For instance imagine you have a store of events which can return a stream of events, and you have a way to serialize the events into JSON.

sealed trait Event
case class CreateCounter(name: String, initialValue: Int) extends Event
case class RemoveCounter(name: String) extends Event
case class IncreaseCounter(name: String) extends Event

object Event {
  import _root_.io.circe.Encoder
  import _root_.io.circe.generic.extras.Configuration
  import _root_.io.circe.generic.extras.semiauto._
  implicit val configuration = Configuration.default.withDiscriminator("type")

  implicit val encoder: Encoder[Event] = deriveConfiguredEncoder
}

val events = Stream.emits(
  List[Event](
    CreateCounter("counter1", 0),
    IncreaseCounter("counter1"),
    CreateCounter("counter2", 0),
    RemoveCounter("counter2")
  )
)
// events: Stream[[x]Pure[x], Event] = Stream(..)

You can generate a stream of JSON token wrapped in an object at a key named events like this:

import fs2.data.json.circe._

val wrappedTokens = events.through(ast.tokenize).through(wrap.asArrayInObject(at = "events"))
// wrappedTokens: Stream[[x]Pure[x], Token] = Stream(..)

You can use the renderers described above to generate the rendered chunks to send to the client.

wrappedTokens.through(render.compact).compile.toList
// res10: cats.package.Id[List[String]] = List(
//   "{",
//   "\"events\":",
//   "[",
//   "{",
//   "\"name\":",
//   "\"counter1\"",
//   ",",
//   "\"initialValue\":",
//   "0",
//   ",",
//   "\"type\":",
//   "\"CreateCounter\"",
//   "}",
//   ",",
//   "{",
//   "\"name\":",
//   "\"counter1\"",
//   ",",
//   "\"type\":",
//   "\"IncreaseCounter\"",
//   "}",
//   ",",
//   "{",
//   "\"name\":",
//   "\"counter2\"",
//   ",",
//   "\"initialValue\":",
//   "0",
//   ",",
//   "\"type\":",
//   "\"CreateCounter\"",
//   "}",
//   ",",
//   "{",
//   "\"name\":",
//   "\"counter2\"",
//   ",",
//   "\"type\":",
//   "\"RemoveCounter\"",
//   "}",
//   "]",
//   "}"
// )

You can also add other fields to the the generated object stream. For instance, let's assume we can know how big the stream will be in advance from our event store, we can send this piece of data in the first chunks, so that the client can react accordingly.
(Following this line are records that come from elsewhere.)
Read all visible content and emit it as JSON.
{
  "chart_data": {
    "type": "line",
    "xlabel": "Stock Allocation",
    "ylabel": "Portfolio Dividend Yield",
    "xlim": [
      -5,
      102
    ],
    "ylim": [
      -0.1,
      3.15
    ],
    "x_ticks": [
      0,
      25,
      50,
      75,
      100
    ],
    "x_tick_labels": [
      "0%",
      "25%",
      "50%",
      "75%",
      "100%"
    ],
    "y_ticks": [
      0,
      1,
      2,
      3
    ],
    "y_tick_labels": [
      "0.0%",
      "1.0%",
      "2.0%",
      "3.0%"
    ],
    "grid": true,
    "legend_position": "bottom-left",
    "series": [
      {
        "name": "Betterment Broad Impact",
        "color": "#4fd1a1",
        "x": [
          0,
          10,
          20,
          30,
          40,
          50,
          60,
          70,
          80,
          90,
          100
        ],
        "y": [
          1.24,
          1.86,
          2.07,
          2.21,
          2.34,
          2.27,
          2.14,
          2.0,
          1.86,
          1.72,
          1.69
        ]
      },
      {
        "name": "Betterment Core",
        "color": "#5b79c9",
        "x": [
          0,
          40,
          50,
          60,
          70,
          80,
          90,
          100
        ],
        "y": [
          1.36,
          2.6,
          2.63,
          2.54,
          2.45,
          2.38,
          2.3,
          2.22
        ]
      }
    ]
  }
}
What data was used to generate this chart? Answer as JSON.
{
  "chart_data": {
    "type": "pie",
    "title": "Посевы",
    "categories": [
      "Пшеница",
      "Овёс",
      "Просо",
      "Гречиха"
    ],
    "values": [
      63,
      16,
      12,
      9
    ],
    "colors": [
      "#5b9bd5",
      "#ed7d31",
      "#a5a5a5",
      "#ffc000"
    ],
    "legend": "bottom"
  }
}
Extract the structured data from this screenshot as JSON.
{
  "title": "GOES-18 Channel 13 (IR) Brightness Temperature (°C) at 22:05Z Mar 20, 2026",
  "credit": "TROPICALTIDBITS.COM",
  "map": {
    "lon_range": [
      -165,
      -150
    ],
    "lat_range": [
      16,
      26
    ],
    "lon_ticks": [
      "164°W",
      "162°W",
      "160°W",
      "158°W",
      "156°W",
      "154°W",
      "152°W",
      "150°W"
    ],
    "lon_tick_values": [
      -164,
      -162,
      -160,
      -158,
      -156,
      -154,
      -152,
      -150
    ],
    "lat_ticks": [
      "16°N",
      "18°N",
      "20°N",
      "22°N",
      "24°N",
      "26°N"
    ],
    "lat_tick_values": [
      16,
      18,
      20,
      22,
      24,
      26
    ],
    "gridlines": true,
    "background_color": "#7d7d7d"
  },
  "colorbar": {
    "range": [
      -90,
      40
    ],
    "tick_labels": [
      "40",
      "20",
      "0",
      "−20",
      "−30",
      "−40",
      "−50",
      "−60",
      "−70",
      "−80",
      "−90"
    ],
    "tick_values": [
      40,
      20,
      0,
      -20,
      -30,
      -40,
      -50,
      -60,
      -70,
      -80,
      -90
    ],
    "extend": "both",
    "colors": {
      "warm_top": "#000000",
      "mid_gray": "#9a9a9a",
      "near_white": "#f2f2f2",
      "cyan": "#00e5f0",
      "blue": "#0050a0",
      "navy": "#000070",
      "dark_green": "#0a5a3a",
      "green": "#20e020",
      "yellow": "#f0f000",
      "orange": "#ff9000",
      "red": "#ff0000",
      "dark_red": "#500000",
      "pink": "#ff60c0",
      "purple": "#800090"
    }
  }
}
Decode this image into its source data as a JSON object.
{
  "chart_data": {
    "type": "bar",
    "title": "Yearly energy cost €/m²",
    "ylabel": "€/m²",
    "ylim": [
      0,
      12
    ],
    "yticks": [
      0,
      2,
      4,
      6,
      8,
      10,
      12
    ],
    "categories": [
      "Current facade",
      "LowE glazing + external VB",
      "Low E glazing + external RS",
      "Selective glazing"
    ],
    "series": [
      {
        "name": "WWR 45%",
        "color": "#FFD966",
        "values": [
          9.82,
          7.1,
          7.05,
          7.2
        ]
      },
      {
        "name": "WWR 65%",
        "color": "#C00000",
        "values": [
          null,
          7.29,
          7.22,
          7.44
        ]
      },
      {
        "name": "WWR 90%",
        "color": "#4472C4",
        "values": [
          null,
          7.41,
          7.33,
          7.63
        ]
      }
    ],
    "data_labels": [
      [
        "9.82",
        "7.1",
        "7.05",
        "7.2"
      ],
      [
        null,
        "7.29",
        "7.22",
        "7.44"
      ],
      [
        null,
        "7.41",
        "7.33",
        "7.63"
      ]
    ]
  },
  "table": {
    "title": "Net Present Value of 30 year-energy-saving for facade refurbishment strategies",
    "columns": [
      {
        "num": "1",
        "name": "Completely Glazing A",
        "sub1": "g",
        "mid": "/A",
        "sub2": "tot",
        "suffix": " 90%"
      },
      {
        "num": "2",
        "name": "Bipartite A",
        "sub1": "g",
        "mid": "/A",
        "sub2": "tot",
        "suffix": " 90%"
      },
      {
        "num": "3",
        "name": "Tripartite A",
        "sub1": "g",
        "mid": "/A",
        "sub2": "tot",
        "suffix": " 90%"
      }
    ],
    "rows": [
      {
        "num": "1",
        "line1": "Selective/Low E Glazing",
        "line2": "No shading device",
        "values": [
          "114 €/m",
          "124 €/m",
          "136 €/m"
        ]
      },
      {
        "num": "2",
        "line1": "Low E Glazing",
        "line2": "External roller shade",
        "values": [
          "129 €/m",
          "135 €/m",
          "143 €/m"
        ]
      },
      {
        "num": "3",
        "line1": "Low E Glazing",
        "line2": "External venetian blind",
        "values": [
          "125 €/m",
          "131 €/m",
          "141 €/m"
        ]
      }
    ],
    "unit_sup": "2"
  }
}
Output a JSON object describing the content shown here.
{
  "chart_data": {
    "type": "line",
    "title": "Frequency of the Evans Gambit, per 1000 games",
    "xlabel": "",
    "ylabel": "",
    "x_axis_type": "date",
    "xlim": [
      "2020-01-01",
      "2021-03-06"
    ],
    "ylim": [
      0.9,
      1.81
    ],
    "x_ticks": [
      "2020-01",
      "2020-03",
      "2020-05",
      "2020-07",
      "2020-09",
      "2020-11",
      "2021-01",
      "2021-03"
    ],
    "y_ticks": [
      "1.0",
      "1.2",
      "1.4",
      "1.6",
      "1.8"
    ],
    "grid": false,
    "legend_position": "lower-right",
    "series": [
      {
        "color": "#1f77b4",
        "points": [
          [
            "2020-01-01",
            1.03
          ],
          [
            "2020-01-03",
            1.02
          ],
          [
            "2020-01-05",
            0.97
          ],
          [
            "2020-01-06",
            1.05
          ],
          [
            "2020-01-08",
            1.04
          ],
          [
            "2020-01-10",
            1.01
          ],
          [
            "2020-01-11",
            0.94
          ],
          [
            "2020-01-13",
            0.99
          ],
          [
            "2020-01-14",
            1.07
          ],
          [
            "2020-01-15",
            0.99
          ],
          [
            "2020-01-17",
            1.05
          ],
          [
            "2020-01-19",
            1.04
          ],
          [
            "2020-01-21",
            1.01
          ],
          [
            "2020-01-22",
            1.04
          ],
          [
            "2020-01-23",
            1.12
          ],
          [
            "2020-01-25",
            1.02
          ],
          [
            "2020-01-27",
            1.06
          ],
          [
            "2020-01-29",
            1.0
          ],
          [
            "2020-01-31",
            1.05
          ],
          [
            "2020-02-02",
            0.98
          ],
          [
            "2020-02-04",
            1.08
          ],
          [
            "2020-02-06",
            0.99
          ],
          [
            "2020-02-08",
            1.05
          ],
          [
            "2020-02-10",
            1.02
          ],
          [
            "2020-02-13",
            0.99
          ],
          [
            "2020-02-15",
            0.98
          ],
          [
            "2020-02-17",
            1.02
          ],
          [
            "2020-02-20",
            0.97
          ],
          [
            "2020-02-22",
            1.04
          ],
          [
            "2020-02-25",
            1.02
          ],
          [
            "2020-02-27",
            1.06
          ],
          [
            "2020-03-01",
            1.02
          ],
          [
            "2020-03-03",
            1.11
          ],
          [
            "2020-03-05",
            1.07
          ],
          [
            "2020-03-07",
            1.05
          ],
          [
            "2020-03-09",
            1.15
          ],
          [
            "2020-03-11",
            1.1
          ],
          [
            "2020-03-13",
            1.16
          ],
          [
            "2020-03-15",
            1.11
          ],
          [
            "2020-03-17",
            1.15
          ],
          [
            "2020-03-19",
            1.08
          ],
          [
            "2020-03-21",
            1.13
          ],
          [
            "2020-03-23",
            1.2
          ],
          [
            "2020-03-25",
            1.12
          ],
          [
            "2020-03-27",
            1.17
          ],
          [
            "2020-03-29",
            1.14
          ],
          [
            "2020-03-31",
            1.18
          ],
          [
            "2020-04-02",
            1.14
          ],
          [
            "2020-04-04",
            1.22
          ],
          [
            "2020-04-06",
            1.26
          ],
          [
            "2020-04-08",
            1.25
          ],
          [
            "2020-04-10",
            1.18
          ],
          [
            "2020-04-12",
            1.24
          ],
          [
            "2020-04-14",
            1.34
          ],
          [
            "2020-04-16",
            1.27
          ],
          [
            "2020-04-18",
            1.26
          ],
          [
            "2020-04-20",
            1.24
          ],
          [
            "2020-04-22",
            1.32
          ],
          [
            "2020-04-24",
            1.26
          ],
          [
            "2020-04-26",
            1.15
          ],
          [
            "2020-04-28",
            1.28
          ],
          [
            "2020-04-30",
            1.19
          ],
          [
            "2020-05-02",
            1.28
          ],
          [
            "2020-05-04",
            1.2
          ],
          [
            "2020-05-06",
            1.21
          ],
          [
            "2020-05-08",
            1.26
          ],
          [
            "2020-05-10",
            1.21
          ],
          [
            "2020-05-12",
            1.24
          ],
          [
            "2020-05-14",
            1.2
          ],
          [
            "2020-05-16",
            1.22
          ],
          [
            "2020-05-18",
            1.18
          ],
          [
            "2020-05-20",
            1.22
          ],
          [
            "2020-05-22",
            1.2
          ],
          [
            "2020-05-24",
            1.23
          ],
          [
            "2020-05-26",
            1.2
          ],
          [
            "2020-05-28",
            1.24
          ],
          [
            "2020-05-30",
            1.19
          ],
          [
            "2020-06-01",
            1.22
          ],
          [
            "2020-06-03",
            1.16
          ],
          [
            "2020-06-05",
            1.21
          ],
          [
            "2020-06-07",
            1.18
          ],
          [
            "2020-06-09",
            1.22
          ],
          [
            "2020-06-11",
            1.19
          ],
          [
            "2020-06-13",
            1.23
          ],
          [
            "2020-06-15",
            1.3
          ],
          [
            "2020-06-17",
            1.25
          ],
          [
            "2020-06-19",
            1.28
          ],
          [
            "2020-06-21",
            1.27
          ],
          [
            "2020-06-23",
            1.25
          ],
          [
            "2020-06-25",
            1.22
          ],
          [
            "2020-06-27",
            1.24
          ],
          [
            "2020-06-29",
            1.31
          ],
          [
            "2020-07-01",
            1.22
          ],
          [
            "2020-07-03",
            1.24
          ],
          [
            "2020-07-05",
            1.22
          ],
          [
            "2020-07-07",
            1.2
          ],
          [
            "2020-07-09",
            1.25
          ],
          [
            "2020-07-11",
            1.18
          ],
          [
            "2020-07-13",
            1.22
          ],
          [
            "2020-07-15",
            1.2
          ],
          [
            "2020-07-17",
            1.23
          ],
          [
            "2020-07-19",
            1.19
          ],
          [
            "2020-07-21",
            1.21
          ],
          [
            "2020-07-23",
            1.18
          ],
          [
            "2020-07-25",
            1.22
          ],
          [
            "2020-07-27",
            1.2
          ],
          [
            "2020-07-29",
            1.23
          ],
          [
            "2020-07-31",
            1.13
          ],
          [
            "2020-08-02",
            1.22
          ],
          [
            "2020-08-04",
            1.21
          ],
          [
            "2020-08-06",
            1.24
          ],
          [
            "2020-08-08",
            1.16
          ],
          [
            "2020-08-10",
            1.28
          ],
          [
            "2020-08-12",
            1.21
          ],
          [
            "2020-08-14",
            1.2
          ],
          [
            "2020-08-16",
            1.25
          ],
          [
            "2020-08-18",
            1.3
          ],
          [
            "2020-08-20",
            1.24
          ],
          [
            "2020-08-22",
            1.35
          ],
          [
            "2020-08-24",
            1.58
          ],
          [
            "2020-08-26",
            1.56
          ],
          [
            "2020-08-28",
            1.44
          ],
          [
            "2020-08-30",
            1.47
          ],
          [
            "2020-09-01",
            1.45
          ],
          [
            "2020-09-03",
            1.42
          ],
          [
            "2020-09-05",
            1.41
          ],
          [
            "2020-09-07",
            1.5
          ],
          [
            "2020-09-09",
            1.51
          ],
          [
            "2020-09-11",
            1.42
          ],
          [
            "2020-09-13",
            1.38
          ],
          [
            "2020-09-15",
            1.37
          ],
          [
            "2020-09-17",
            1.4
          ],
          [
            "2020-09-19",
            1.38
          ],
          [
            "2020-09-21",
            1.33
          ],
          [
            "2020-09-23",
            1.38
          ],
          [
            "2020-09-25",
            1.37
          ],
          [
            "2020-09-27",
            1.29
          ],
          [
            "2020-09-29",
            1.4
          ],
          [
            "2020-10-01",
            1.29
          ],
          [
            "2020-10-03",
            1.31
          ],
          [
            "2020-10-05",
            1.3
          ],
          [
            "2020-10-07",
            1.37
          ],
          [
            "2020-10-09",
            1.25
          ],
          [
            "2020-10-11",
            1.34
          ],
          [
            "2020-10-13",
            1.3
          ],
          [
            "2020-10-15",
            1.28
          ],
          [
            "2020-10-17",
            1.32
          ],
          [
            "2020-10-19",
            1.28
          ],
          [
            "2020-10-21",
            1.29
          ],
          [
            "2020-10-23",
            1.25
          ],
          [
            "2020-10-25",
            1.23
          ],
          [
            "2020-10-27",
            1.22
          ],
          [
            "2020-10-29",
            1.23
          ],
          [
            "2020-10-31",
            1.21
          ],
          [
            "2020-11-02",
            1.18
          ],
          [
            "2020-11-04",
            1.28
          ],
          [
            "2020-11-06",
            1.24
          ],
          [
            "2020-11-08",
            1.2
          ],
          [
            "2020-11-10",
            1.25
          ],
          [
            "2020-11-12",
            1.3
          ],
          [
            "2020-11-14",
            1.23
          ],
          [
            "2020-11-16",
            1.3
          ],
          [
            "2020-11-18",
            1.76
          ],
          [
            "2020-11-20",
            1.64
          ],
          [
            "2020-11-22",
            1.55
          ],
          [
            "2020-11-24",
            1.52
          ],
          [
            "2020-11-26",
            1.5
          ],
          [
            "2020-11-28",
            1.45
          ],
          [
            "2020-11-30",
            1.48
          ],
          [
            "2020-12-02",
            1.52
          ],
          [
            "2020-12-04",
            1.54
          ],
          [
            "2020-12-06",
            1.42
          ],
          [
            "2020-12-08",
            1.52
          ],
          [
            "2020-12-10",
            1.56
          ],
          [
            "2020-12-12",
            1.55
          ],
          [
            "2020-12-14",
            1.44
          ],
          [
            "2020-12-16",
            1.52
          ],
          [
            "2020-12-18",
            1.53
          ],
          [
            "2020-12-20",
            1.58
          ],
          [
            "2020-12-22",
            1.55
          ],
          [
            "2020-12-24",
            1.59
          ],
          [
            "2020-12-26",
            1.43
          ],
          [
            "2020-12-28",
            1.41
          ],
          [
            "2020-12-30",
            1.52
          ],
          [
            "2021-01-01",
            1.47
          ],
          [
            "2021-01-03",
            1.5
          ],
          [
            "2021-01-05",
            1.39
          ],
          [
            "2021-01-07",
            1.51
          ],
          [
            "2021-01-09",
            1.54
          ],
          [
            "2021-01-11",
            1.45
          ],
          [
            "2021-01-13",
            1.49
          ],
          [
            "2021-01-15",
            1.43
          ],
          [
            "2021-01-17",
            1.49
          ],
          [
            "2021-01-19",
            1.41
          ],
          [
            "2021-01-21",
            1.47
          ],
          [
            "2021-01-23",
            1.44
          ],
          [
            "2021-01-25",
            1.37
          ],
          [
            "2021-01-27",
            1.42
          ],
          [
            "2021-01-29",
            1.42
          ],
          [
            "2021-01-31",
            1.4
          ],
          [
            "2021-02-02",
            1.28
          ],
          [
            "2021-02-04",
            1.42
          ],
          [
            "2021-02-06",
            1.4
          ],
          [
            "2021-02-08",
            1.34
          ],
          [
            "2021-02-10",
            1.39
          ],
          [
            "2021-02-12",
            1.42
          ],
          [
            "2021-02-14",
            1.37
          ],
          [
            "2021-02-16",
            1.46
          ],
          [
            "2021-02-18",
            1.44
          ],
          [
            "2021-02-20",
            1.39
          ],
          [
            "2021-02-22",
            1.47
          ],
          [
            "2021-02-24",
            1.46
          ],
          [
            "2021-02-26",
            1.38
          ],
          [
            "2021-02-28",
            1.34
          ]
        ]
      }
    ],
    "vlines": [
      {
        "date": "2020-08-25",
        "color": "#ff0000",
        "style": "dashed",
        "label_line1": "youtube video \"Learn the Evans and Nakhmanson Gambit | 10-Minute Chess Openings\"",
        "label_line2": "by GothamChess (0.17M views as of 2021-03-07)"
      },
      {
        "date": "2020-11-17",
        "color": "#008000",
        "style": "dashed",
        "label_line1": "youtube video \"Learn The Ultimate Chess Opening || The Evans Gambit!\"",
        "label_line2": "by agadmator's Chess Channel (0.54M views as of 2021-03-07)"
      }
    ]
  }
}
import _root_.io.circe.Json

events
  .through(ast.tokenize)
  .through(wrap.asArrayInObject(at = "events", in = Map("size" -> Json.fromInt(4))))
  .through(render.compact)
  .compile
  .toList
// res11: cats.package.Id[List[String]] = List(
//   "{",
//   "\"size\":",
//   "4",
//   ",",
//   "\"events\":",
//   "[",
//   "{",
//   "\"name\":",
//   "\"counter1\"",
//   ",",
//   "\"initialValue\":",
//   "0",
//   ",",
//   "\"type\":",
//   "\"CreateCounter\"",
//   "}",
//   ",",
//   "{",
//   "\"name\":",
//   "\"counter1\"",
//   ",",
//   "\"type\":",
//   "\"IncreaseCounter\"",
//   "}",
//   ",",
//   "{",
//   "\"name\":",
//   "\"counter2\"",
//   ",",
//   "\"initialValue\":",
//   "0",
//   ",",
//   "\"type\":",
//   "\"CreateCounter\"",
//   "}",
//   ",",
//   "{",
//   "\"name\":",
//   "\"counter2\"",
//   ",",
//   "\"type\":",
//   "\"RemoveCounter\"",
//   "}",
//   "]",
//   "}"
// )

For more pipes and options, please refer to the package$$wrap API documentation.